The key to reducing these biases for individuals like myself who seek to reduce the impacts of our deeply unwanted associations, is sustained and meaningful personal contact. White people’s amygdalas do not show a spike in activity in response to the face of a famous Black person, she notes, as their brains have grown accustomed to that face after repeated exposure.
In fact, simply by living in diverse places, white people become less racist, one Oxford study demonstrated, and this reduced racism is directly related to their experience living in a more integrated space. The study, an analysis of seven previous studies carried out between 2002 and 2012 in the UK, US, Europe, and South Africa, found that even when white people have minimal interaction with other groups, they still expressed greater tolerance due to seeing positive representations of other races around them.

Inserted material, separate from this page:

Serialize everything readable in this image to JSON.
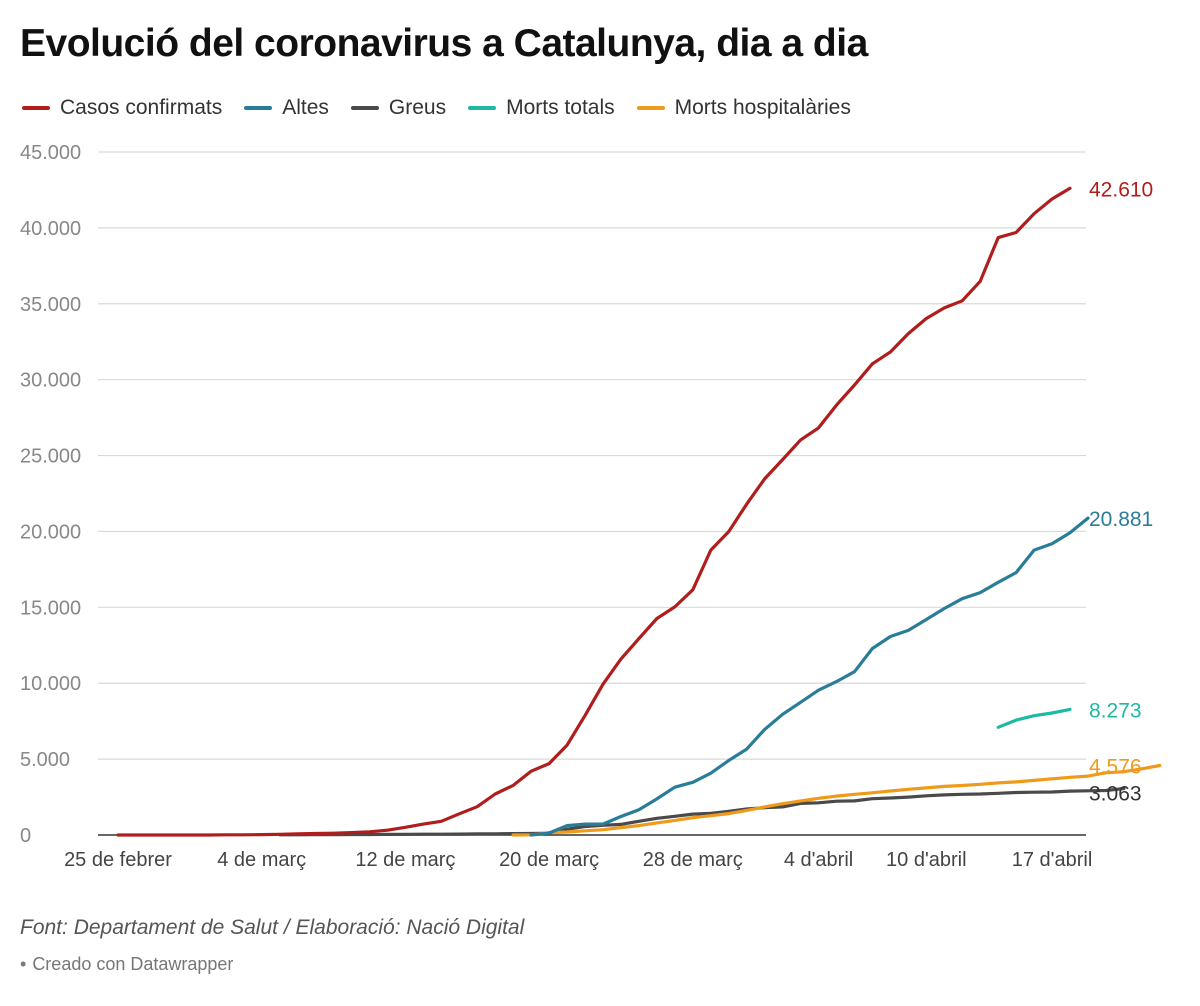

“While we may be hardwired to harbor prejudices against those who seem different or unfamiliar to us, it’s possible to override our worst impulses and reduce these prejudices. Doing so requires more than just good intentions; it requires broad social efforts to challenge stereotypes and get people to work together across group lines.”
“If two white people with identical views went to live in different postcodes for a year, the person in the neighborhood with more mixing between ethnic groups would likely leave more tolerant,” said one of the study’s authors in an interview with The Independent. “We would see this effect even if they never personally spoke to people from other ethnicities. The size of this ‘passive tolerance’ effect on people's prejudice is of the same order as the effect of passive smoking on lung cancer risk.”
Indeed, truly desegregating shared spaces such that Americans have genuine and enriching interactions with people who are fundamentally different from themselves remains key to dismantling both conscious and unconscious biases.
Ultimately, we must come to both accept that as much as we try, we are not fully in control of our consciousness, as well as recognize that rewiring our biases requires proactively building new habits. By consciously exposing ourselves to—and connecting with—those who are different from us across various identities and axes, we can begin the long process of hitting reset on our subconscious associations.